The Witcher 3 absolutely nails this. Every conversation is excellent, the dialogue options make a real difference, and you feel like you can make Geralt into the kind of Witcher you'd like to be.
Fallout 4 is a ridiculous amount of fun. The combat can be so satisfying, and the range of guns on offer is pretty insane. But in saying that, the game has sacrificed some of its true RPG elements for fun gunplay. In Fallout 4, you can level to infinity. Therefore, your character can essentially become just like everyone else's if you play long enough. There's no individuality here, coupled with the restrictive dialogue options, Fallout 4 can feel like a pretty weak RPG at times.
The Witcher 3 walked away with the RPG of the Year award as well as Game of the Year for good reason. It's an exceptional RPG, one that challenges you with the varying options that are available to you as a player. Fallout 4 fails to provide the same sense of satisfaction.
Combat & Difficulty
Coming off of The Witcher 3, Fallout 4's combat feels uninspired. In fact, there are a lot of shooters that do a much better job than Bethesda's game. But The Witcher 3 also gave us a beautiful sense of difficulty and variety. Fallout 4, even on hard, felt far too easy for me. The Witcher 3 on hard made me suffer.
Therefore, combat become a wonderful challenge as I balanced swordplay, signs, potions, bombs, and traps. All of these became an essential part of playing The Witcher 3. In Fallout 4, it's all about that gun damage, and this can get old pretty damn fast. At least V.A.T.S. feels better though, but it still wasn't enough.

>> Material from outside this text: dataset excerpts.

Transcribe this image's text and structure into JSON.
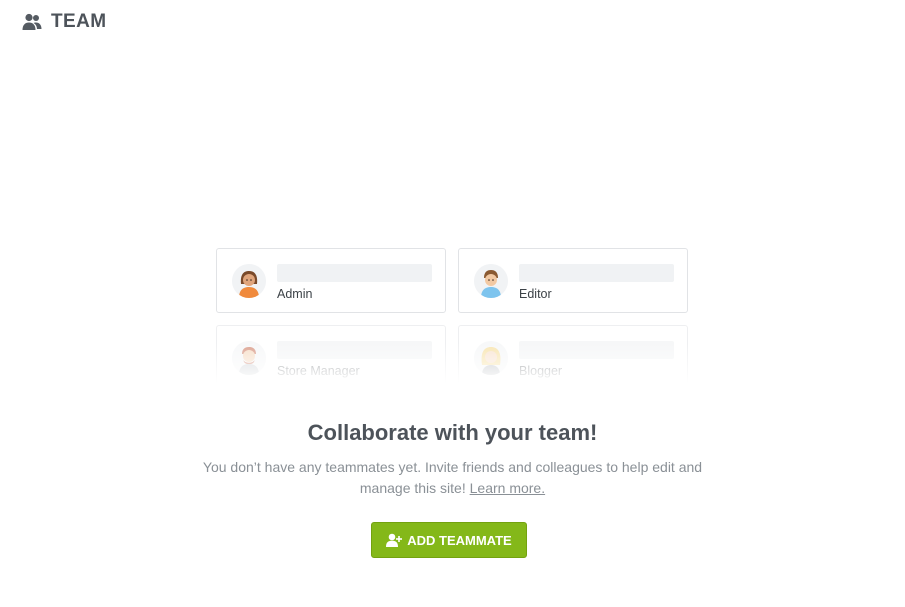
{
  "header": {
    "title": "TEAM",
    "icon": "team-icon"
  },
  "cards": [
    {
      "role": "Admin",
      "avatar": "admin-avatar"
    },
    {
      "role": "Editor",
      "avatar": "editor-avatar"
    },
    {
      "role": "Store Manager",
      "avatar": "store-manager-avatar"
    },
    {
      "role": "Blogger",
      "avatar": "blogger-avatar"
    }
  ],
  "empty_state": {
    "heading": "Collaborate with your team!",
    "description": "You don’t have any teammates yet. Invite friends and colleagues to help edit and manage this site!",
    "learn_more": "Learn more."
  },
  "add_button": {
    "label": "ADD TEAMMATE",
    "icon": "add-user-icon",
    "color": "#84b819"
  }
}
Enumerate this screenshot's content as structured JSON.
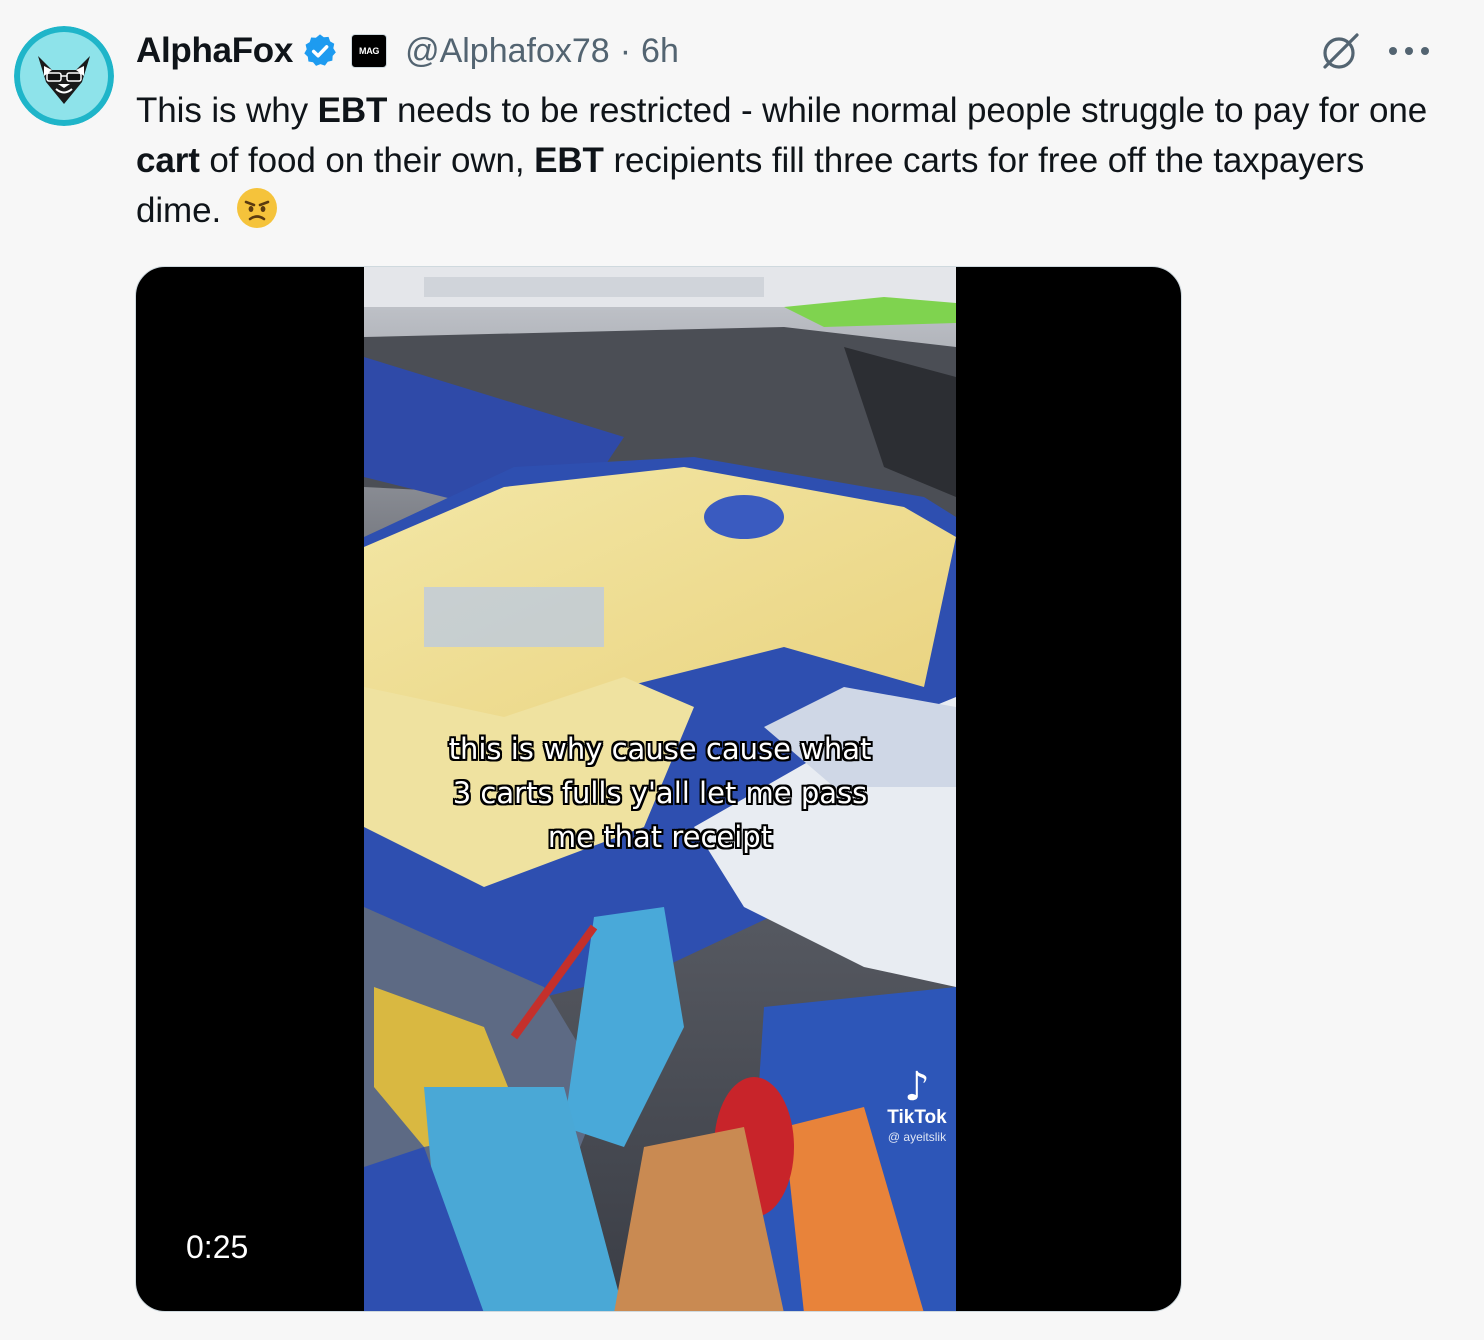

Fallout 5 vs The Witcher 4
Looking back on 2015 and the exceptional games that have been released over the last 12 months, The Witcher 3 emerges on top (even though I have a deeper love for Bloodborne). It's one of the finest RPGs ever made, so when I think of Fallout 5 or The Witcher 4, the latter suddenly becomes more exciting. I can't wait to see what CD Projekt RED can achieve in the future with Cyberpunk 2077, and how they'll grow as a developer.